Of the intronic variants identified, only one, c.1036–4G>A, had not been reported as a polymorphism. Likewise, the change c.1605+4G>A (rs79574929) had a population MAF of 0.006–0.012 (sources: dbSNP and ESP, respectively). Despite their proximity to the corresponding consensus splice sites, no relevant effect on the splicing process was predicted (Table 2). Regarding c.1036–4G>A, it was not present in the mother of the proband, who was diagnosed with two metachronous colon tumors at the age of 57 and 59 years, discarding it as the genetic cause of the CRC familial aggregation. Unfortunately, no cosegregation analysis could be performed for c.1605+4G>A. In summary, no functionally relevant variants were identified in any of the 103 fCRC-X families evaluated.
The results obtained in our series (n = 103 fCRC-X families), in line with those of Clarke et al., who found no mutations in 26 Amsterdam-positive families, support the notion that GALNT12 is not a major high-penetrance gene for CRC predisposition. The lack of information on the familial cancer history of the carriers of GALNT12 germline mutations in Guda et al. (2009) does not allow further investigation in this regard.
Considering the presence of GALNT12 mutations in non-Amsterdam familial CRC cases, Clarke et al. identified two missense variants, c.907G>A (p.D303N) and c.1187A>G (p.Y396C) in 4 families that met the revised Bethesda criteria [Clarke et al., 2012]. The c.907G>A change, rs145236923, identified in three different families, partially inactivates the enzymatic activity of the protein, in contrast to the other mutations, germline and somatic, identified by Guda et al. (2009) which cause almost total inactivation of the enzyme. Moreover, the evidence of cosegregation of c.907G>A with CRC in one of the two families studied was weak.
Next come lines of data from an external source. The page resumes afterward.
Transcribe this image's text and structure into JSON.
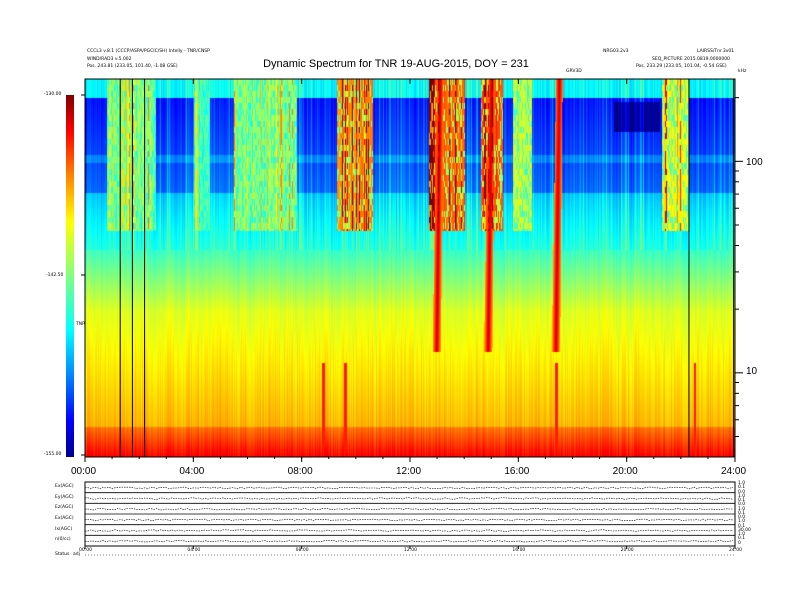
{
  "header": {
    "left_line1": "CCCL3 v.8.1 (CCCP/ASPA/PGCIC/SH) Intelly - TNR/CNSP",
    "left_line2": "WIND/RAD3 v.5.002",
    "left_line3": "Pos.  243.81 (233.05, 101.40, -1.08 GSE)",
    "right_line1a": "NRG03.2v3",
    "right_line1b": "LAIRSS/Tnr.3v01",
    "right_line2": "SEQ_PICTURE 2015.0819.0000000",
    "right_line3": "Pos.  233.29 (233.05, 101.04, -0.54 GSE)",
    "small_label": "GRV3D",
    "small_label2": "kHz"
  },
  "chart_data": {
    "type": "heatmap",
    "title": "Dynamic Spectrum for TNR 19-AUG-2015, DOY = 231",
    "colorbar": {
      "ticks": [
        "-130.00",
        "-142.50",
        "-155.00"
      ],
      "range": [
        -155.0,
        -130.0
      ],
      "label": "TNR",
      "colormap": "jet"
    },
    "x_ticks": [
      "00:00",
      "04:00",
      "08:00",
      "12:00",
      "16:00",
      "20:00",
      "24:00"
    ],
    "x_range_hours": [
      0,
      24
    ],
    "y_right_ticks": [
      "100",
      "10"
    ],
    "y_range_khz": [
      4,
      245
    ],
    "y_scale": "log",
    "vertical_lines_hours": [
      1.3,
      1.75,
      2.2,
      22.3,
      23.95
    ],
    "bursts": [
      {
        "t": 13.1,
        "type": "III"
      },
      {
        "t": 15.0,
        "type": "III"
      },
      {
        "t": 17.5,
        "type": "III"
      }
    ]
  },
  "bottom_panel": {
    "row_labels": [
      "Ex(AGC)",
      "Ey(AGC)",
      "Ez(AGC)",
      "Ex(AGC)",
      "Ix(AGC)",
      "n(0/cc)"
    ],
    "right_ticks": [
      "1.0",
      "0.1",
      "0.0",
      "1.0",
      "0.1",
      "0.0",
      "1.0",
      "0.1",
      "0.0",
      "1.0",
      "0.1",
      "30.00",
      "1.0",
      "0.1",
      "0"
    ],
    "x_ticks": [
      "00:00",
      "04:00",
      "08:00",
      "12:00",
      "16:00",
      "20:00",
      "24:00"
    ],
    "status_label": "Status",
    "status_value": "adj"
  },
  "colors": {
    "background": "#ffffff",
    "vertical_line": "#000000"
  }
}
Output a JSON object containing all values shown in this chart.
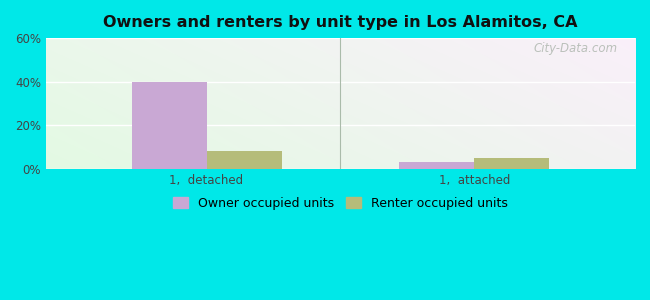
{
  "title": "Owners and renters by unit type in Los Alamitos, CA",
  "categories": [
    "1,  detached",
    "1,  attached"
  ],
  "owner_values": [
    40,
    3
  ],
  "renter_values": [
    8,
    5
  ],
  "owner_color": "#c9a8d4",
  "renter_color": "#b5bc7a",
  "ylim": [
    0,
    60
  ],
  "yticks": [
    0,
    20,
    40,
    60
  ],
  "ytick_labels": [
    "0%",
    "20%",
    "40%",
    "60%"
  ],
  "bar_width": 0.28,
  "outer_bg": "#00e8e8",
  "plot_bg_topleft": "#d6ecd6",
  "plot_bg_topright": "#eaf5f0",
  "plot_bg_bottom": "#f8fff8",
  "watermark": "City-Data.com",
  "legend_owner": "Owner occupied units",
  "legend_renter": "Renter occupied units",
  "xlim": [
    -0.6,
    1.6
  ]
}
The second missense variant identified, c.1187A>G (p.Y396C), is not reported in public databases, is located in the catalytic domain of the protein, and in silico algorithms predict it to be functionally relevant [Clarke et al., 2012]. All reported patients carrying inactivating germline mutations developed CRC later in life (median age: 71), and half of them were diagnosed with multiple primary epithelial tumors, including breast and colon cancers [Guda et al., 2009]. Further studies are required to provide a definitive answer about the role of GALNT12 mutations in this subset of familial cancer cases. Either germline mutations in GALNT12, as a moderate-risk gene, or in other genes located within the 9q22-31 linkage peak might still explain some familial CRC cases. Indeed, the strength of the studies that replicate the linkage signal in 9q22-31, which suggest that the disease locus housed on 9q is specific to a familial syndrome with a phenotype of young age of onset and/or severity of colon neoplasia [Gray-McGuire et al., 2010], supports the idea that probably the other genes under the linkage peak, such as ZNF367, HABP4, and GABBR2, might be relevant in CRC susceptibility.
In conclusion, our findings indicate that GALNT12 is not a major high penetrance gene for CRC. Further comprehensive studies in Amsterdam-negative CRC families are required to clarify the gene's role as moderate/low susceptibility gene in CRC familial aggregation.
Acknowledgment
Disclosure statement: The authors declare no conflict of interest.